VANCOUVER, CANADA (Vancouver Sun) - Natural Resources Minister Joe Oliver began selling British Columbians on the benefits of a pipeline to deliver Canadian energy to Asia Monday, saying it would be “the height of irresponsibility” for the federal government not to capitalize on Asia’s energy needs.
In a speech to the B.C. Chamber of Commerce at Vancouver’s Terminal City Club, Oliver said the government is not going to let “radical environmental groups” and over-lengthy regulatory processes prevent the country from diversifying its energy markets.
While he spoke, several dozen protesters gathered in the rain outside to demonstrate opposition to Enbridge’s Northern Gateway pipeline. Over 4,300 individuals and groups have signed up to speak at the environmental review panel that is now holding hearings across British Columbia. The hearings are expected to take a year.
The minister spoke in generalities about the need for infrastructure to deliver Alberta oil to Asia, saying that he could not address the Northern Gateway proposal directly as it is before the environmental review process. However, he listed the benefits the $5.5 billion pipeline project will bring to first nations, including jobs and over $1 billion that Enbridge has already put on the table.
He said Canada needs to diversify away from the U.S. market to take advantage of higher energy prices in Asia. He said Asian demand represents “hundreds of thousands of jobs in Canada and literally trillions of dollars in economic activity here and right across the country.”
“Canada has huge oil and gas reserves. The time to capitalize on these resources and diversify our energy resources is now. It is in our national interest,” he said. “If Canada does not move to supply the burgeoning Asian market for energy, someone else will and Canadians will have lost out on billions and billions of economic benefits that can support our quality of life for generations. It would be the height of irresponsibility for any government to stand back and allow that to happen.”
He also said if first nations remain unconvinced that the Northern Gateway pipeline is environmentally sound and an economic advantage to them, then the government is ready to justify that it has met its constitutional obligations to them.
“We have a moral and constitutional obligation to consult and to accommodate and if that doesn’t work, to justify,” he said.
In a later interview, he said he was referring to Supreme Court rulings that require the government to consult and accommodate first nations interests.
“Only if accommodation breaks down, does one get into the next stage,” he said.
He also said the regulatory process itself is a problem in developing energy projects that he wants to see addressed. Delays are commonplace, he said.
“Investors need timely decisions. If proponents are forced to wait too long for regulatory decisions, they will look for other opportunities to pursue.”
The minister also kept up his attack on environmentalists, repeating his claim that they are radicals who threaten to hijack the regulatory system “to achieve their radical ideological agenda” by “stacking public hearings with bodies.”

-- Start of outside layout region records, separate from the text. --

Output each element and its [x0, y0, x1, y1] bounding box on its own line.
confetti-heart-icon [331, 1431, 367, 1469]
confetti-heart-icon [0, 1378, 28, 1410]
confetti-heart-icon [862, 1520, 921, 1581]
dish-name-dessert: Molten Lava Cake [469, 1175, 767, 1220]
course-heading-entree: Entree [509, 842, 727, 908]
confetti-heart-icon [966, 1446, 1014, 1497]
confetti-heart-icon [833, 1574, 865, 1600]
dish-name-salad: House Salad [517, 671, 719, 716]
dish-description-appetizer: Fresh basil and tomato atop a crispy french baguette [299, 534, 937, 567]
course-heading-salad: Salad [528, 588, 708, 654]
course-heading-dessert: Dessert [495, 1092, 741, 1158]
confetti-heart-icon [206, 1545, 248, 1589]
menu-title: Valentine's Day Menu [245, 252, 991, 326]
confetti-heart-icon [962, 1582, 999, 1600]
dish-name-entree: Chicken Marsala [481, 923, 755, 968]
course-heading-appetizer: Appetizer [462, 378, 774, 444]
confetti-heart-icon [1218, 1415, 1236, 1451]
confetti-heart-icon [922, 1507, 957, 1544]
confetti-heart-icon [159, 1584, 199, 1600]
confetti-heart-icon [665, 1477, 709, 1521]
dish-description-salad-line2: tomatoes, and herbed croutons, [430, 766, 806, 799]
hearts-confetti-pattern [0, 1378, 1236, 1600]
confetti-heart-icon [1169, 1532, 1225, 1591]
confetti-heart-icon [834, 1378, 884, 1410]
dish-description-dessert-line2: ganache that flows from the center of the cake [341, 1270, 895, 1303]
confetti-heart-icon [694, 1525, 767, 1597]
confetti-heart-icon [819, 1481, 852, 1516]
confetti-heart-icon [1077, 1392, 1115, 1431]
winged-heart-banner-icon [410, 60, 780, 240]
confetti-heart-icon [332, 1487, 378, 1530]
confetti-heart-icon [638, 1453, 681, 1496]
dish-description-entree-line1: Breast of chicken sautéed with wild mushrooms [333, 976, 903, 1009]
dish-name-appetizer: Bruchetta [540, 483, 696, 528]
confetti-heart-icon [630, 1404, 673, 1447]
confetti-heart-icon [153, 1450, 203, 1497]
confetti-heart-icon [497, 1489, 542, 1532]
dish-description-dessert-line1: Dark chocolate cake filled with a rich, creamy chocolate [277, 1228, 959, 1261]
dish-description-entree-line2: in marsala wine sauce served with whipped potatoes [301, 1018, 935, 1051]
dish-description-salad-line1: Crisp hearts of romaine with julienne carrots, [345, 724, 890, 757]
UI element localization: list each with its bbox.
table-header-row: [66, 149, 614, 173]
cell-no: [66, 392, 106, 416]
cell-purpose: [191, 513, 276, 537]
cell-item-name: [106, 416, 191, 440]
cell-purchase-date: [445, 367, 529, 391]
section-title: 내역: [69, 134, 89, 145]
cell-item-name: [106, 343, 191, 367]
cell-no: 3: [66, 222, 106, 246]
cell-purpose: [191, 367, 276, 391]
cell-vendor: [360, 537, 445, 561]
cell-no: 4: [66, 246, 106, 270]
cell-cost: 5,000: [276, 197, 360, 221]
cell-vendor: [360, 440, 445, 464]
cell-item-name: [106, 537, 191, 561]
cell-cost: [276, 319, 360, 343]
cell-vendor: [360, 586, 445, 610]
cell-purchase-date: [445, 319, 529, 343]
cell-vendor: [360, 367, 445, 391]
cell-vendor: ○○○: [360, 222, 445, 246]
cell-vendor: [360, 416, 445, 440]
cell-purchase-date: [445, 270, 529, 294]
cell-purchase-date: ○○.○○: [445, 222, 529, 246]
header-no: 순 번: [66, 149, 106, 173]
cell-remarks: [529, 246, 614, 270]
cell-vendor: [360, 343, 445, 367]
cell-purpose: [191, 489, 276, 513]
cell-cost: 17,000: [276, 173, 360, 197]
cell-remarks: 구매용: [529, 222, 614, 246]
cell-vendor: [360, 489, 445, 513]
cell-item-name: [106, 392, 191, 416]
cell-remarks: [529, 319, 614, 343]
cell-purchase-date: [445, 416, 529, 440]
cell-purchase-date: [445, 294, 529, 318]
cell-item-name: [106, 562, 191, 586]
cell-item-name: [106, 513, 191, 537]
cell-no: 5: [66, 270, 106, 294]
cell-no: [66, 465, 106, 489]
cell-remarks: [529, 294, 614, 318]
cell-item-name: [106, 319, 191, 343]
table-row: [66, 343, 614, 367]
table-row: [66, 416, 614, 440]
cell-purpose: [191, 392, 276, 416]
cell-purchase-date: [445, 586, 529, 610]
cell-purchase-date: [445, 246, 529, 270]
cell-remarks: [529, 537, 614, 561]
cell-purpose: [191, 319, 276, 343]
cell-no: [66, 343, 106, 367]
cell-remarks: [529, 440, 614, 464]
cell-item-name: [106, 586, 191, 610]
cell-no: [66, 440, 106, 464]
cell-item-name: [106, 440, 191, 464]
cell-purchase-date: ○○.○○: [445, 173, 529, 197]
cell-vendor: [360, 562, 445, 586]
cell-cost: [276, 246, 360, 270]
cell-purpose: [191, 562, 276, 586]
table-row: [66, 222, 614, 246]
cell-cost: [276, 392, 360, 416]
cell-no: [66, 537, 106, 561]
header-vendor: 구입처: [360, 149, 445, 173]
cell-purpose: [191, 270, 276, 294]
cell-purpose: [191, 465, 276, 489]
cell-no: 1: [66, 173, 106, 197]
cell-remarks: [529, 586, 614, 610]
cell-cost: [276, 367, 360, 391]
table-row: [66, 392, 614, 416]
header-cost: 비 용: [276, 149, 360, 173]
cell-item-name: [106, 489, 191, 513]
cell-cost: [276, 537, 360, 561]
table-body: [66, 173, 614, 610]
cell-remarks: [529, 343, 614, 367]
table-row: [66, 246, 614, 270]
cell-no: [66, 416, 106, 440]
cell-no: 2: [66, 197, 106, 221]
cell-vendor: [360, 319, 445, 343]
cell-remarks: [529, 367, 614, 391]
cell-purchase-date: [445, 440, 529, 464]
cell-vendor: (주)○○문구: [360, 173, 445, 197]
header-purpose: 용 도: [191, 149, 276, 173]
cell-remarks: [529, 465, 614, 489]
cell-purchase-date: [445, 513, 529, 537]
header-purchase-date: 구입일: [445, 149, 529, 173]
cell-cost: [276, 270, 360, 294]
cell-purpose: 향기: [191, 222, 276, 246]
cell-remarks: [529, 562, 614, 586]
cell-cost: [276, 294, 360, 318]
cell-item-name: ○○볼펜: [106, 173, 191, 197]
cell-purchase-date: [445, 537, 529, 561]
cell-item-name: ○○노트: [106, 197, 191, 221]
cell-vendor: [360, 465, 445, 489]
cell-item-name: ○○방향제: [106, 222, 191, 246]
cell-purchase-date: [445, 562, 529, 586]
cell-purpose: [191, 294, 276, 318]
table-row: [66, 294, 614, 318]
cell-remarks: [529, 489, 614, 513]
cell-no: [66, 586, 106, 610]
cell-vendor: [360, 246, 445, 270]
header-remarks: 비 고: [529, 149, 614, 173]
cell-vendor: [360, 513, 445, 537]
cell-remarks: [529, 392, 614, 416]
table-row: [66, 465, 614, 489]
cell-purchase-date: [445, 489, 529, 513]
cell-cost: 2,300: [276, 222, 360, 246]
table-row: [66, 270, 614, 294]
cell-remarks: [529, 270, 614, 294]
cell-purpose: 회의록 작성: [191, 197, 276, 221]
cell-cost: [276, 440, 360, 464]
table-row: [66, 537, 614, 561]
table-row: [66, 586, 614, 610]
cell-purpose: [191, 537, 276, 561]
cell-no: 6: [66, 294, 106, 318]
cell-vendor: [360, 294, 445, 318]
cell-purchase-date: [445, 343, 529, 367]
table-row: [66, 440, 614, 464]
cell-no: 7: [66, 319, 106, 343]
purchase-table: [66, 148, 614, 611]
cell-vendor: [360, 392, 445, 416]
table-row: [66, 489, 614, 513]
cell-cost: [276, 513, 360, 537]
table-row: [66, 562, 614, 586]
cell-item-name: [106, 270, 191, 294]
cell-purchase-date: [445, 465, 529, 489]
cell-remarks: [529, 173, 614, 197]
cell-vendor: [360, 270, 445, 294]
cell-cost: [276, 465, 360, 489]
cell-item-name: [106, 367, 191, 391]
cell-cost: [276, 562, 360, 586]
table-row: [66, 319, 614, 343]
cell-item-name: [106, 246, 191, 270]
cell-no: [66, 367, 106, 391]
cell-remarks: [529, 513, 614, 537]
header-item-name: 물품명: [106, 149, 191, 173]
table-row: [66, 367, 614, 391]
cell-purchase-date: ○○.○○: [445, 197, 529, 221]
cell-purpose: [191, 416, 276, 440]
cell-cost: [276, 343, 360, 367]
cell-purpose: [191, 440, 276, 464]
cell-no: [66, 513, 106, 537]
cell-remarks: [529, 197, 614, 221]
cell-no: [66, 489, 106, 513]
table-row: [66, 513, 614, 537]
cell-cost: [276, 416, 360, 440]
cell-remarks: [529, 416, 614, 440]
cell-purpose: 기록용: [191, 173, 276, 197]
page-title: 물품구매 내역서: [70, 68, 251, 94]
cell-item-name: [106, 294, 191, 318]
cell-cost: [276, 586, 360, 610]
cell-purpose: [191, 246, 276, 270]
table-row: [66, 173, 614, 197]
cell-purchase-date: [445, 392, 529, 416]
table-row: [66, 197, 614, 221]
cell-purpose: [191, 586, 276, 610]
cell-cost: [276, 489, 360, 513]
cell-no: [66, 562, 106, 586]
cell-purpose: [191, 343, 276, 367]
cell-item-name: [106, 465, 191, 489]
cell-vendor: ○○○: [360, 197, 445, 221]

Tzeporah Berman, co-director of climate and energy programs at Greenpeace International, said Oliver and the Harper government have declared war on anyone opposing the pipeline.
She said Oliver and Prime Minister Stephen Harper have under-estimated opposition to the pipeline.
“They have clearly staked their ground and I think they have under-estimated how much that is actually galvanizing and bringing people of diverse interests together to oppose them.
“This is heading into the largest environmental battle of the decade,” Berman said. “It is not just about the impacts of — not potential but likely — oil spills along the route. It is also about the impacts of increased and dangerous tanker traffic. And it is also a symbol and an organizing focal point for those concerned about the fact that this government has not put into place a single policy to reduce global warming pollution.”
Oliver also met with B.C. Premier Christy Clark Monday. He said issues surrounding oilsands development that affect the province need to be discussed. However, he would not mention specifics beyond the overall economic benefit of developing the oilsands and building pipelines to the Pacific.
“If the oilsands are fully developed — if we can build the infrastructure — we are talking about $3.3 trillion in economic activity over the next 25 years, up to 700,000 jobs on an annual basis for Canadians and hundreds of billions of dollars in revenues to governments in the form of taxation that will fund our social programs like health, like education and pensions,” Oliver said.
He also said he does not expected the Northern Gateway issue to end up in court if first nations remain steadfast in their opposition.
“I remain very hopeful that the aboriginal communities will see the enormous benefits to them of these projects. It is up to them to negotiate the best deal that they can, and in the meantime, to be heard.”